The relationship between Homer and his brother would be saved in a later episode. In the third season episode "Brother, Can You Spare Two Dimes?", Herb reappeared, this time in a starring role. After becoming destitute following his creation of Homer's car, Herb has a new idea for a product that will make him rich. Homer, meanwhile, earns a $2000 bonus from Mr. Burns, following a report showing that his sperm count had been lowered from working in the Nuclear Power Plant. Homer gives Herb the money, which allows him to create a device that translates the noise a baby makes into English.

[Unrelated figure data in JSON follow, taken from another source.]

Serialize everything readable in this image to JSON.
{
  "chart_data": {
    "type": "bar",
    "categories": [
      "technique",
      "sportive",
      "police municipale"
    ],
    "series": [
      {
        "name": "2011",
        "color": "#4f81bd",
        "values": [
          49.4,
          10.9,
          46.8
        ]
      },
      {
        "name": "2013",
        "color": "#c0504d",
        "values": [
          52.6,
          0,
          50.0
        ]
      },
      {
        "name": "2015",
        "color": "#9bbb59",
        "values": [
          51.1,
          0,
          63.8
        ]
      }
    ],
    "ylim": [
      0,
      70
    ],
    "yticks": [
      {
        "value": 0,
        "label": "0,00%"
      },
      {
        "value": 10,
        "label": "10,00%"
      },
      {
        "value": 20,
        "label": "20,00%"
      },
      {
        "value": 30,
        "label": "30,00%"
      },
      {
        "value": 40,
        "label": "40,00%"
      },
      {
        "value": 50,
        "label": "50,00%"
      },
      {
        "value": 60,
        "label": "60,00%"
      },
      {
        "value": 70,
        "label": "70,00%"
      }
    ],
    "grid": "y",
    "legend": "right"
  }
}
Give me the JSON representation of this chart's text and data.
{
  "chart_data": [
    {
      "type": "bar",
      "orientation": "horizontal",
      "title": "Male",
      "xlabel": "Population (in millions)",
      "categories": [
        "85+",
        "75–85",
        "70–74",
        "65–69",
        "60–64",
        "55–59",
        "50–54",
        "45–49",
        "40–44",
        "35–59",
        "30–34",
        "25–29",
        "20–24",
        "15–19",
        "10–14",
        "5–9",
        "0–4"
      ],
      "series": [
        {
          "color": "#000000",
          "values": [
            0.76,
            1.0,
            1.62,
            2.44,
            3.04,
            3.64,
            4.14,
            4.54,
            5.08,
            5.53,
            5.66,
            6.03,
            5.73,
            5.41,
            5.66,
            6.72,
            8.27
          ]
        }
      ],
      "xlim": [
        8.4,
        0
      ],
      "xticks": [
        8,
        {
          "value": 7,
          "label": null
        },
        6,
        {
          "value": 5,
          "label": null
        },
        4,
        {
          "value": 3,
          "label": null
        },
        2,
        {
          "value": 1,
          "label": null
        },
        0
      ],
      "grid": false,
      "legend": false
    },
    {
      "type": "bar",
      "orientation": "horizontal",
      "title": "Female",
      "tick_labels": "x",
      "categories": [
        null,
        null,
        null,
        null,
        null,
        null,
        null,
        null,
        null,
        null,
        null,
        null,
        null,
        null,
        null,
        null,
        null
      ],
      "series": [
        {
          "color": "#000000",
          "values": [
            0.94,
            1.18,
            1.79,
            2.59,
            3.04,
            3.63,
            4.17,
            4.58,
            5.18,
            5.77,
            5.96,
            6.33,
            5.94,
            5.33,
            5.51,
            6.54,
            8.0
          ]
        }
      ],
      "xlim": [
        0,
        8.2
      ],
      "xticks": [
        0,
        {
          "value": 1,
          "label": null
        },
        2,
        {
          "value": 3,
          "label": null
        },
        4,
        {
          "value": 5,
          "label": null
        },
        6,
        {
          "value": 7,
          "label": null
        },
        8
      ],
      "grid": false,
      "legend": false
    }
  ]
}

There is a good reason that Danny DeVito was one of the rare actors who was asked to return for more appearances, his performance as Herb is one of the best in the show's history (helped by DeVito being a legitimate comedy actor). While the first episode ended on a downer, Herb's second appearance where he makes forgives Homer and the two make amends makes for one of the most compelling stories in The Simpsons history.
2 Michael Jackson
While there had already been several celebrity appearances on The Simpsons by 1991, the upcoming third season was rumoured to feature the voice of the biggest star on the planet. It was eventually confirmed that the King of Pop himself, Michael Jackson, was going to voice a character in the season premiere.
"Stark Raving Dad" was the first episode of the third season of The Simpsons. Homer is accidentally sent to a mental institution, where he encounters Leon Komposkwy, a man who believes himself to be Michael Jackson. The episode is perhaps best known for the final musical number, where Bart and Leon perform the song "Happy Birthday Lisa" (as her Birthday had been forgotten earlier in the episode). Contrary to popular belief, whilst Michael Jackson wrote the song, he was unable to perform it due to contractual obligations. The song was actually performed by Kipp Lennon, a singer who worked on many Simpsons episodes. The track would later appear on Songs in the Key of Springfield, but Jackson had to use an assumed name as writer of the song (he was called W.A. Motzart.)
Michael Jackson's involvement with The Simpsons was not just limited to the cartoon. In 1990, the first of many Simpsons music albums was released. The Simpsons Sing the Blues consisted of mostly original songs performed by the cast of the show. One song on the album named "Do the Bartman" went on to become a huge smash hit across the world, hitting the number one spot in many countries. This song was co-written, co-produced and featured backing vocals from Michael Jackson, who had to keep his involvement in the song a secret for a long time due to his other contractual obligations.
1 Honourable Mention. Tom Hanks
While The Simpsons Movie was more forgettable than bad, it did have a few laugh out loud moments. The film was essentially several different episodes worth of plots that were thrown haphazardly together (seriously, what was the point of the Irish boy that Lisa falls for?). It was an average film at best, and wasn't worth waiting almost twenty years for.
One thing that The Simpsons Movie was lacking in was star power. The band Green Day show up for a few minutes at the beginning of the movie, Albert Brooks plays the voice of Hank Scorpio in a lamer character's body, and Arnold Schwarzenegger was in the film, but was voiced by Harry Shearer. The rest of the cast were just the regulars of The Simpsons TV show... with one big exception.
Tom Hanks appears in the movie, and gives a brief, but memorable appearance as himself during a commercial for the "New Grand Canyon" (a cover-up for the plan to destroy Springfield). For giving the movie one of its best moments, Mr. Hanks deserves an honorary spot on this list.